Jon Agnew reports that, at the
end of the Test series Steve Finn was reduced to bowling at gentle medium pace
in an empty net. Since then, things have apparently got far worse and his
confidence has gone completely. There are comments that he has been reduced to
throwing the ball down from half way in an attempt to recover his action from
first principals and that he has been infected with the yips.
What people have tended to
forget is just how unnecessary this business has been. It all started with
Graeme Smith complaining that the fall of the off bail at the bowler’s end, which
happened occasionally when Steve Finn’s knee brushed the stumps, was distracting
him. It was pure theatre and, without doubt, Graeme Smith would be the first to
admit that it was just mind games. In the way that these stories grow in the Internet,
many fans who have never seen Steve Finn bowl, genuinely believe that he was
knocking the bails off four or five times every over, rather than once every
four or five overs at most [this is not unique – there are also many fans who
genuinely believe that Mike Gatting floored umpire Shakoor Rana with a sizzling
punch and are outraged that he was allowed to get away with it].
The laws were changed. Steve Finn
was obliged to change his action to get further from the stumps at delivery and
the problems started. In New Zealand there was an experiment with a shorter run-up.

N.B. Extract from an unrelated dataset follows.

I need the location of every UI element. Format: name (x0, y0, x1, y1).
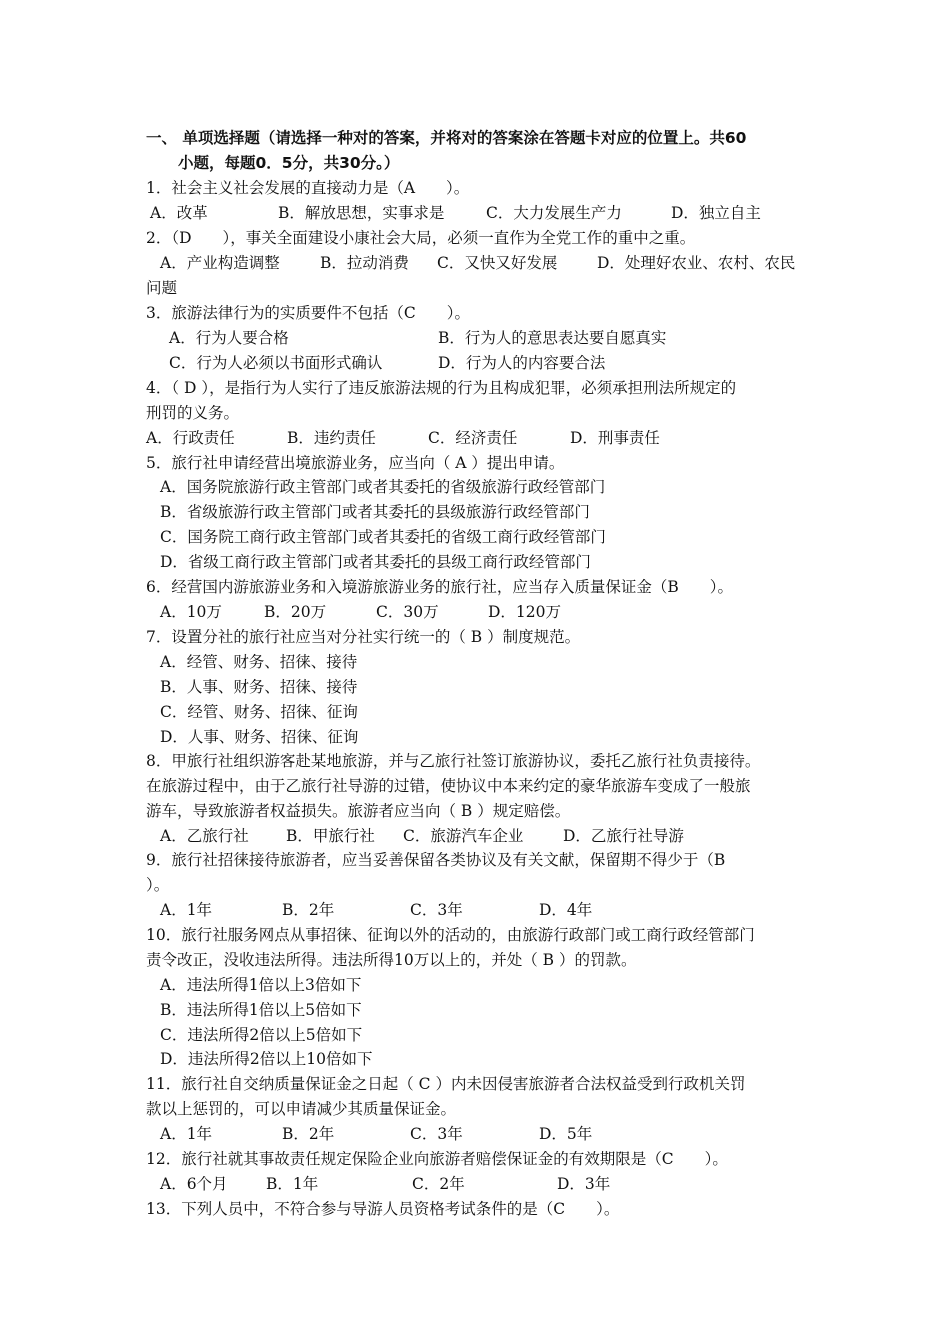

Then he went back to a longer run-up. By Trent Bridge his bowling was falling
apart. With Australia seemingly out of contention, Finn came on and bowled two
overs that Brad Haddin dispatched for 24 runs, including 4 byes from a ball
that almost clean-bowled Haddin. Up
to then, Finn had the respectable figures of 8-3-17-0 in the innings – since then
Finn has not bowled in Test cricket, although he bowled in two of the ODIs at
the end of the summer and was bowling comfortably faster than any of the
Australian bowlers apart from Mitch Johnson (the only England bowler to get
close to Mitch Johnson’s speed was, interestingly, Chris Jordan, who may well
inherit Steve Finn’s place in the England squad). Since then, things have only
gone downhill.
With Steve Finn struggling so
badly it was only fair and humane to get him out of the glare of publicity and home,
where he can work in peace without the constant insensitive comments, mainly
from former Australian players, questioning in the press his treatment, his
non-selection, his issues, etc. In the majority of cases they have not seen him
bowl recently and have no idea why he is not playing (had they seen him bowl on
this tour, they would know). However, if, as suggested, his bowling has
degenerated to suffering the yips, he may struggle even to get regular 1st
XI cricket for Middlesex.
One person’s crisis is another’s
opportunity. Ollie Rayner is another who has a sudden and unexpected
opportunity… or may do. Simon Kerrigan’s travails have been well documented – a disastrous
Test debut, being withdrawn from the English Performance Programme tour at the
last minute for extra work and now, an inopportune back injury that threatens
his participation in the Lions tour of Sri Lanka. Just a couple of weeks after
Michael Vaughan tipped him for a Test debut, Ollie Rayner has been put on standby
to go to Sri Lanka should Kerrigan fail his fitness test. From being unsure of
his own Middlesex place last season, Ollie Rayner has seen how Swann, Monty and
Tredwell have fallen by the wayside, while Kerrigan and Borthwick are reckoned
not to be ready. It is no longer impossible that with a couple of good
performances, either for the Lions, or for Middlesex in early season, he could
line up, either against Sri Lanka or, later, against India.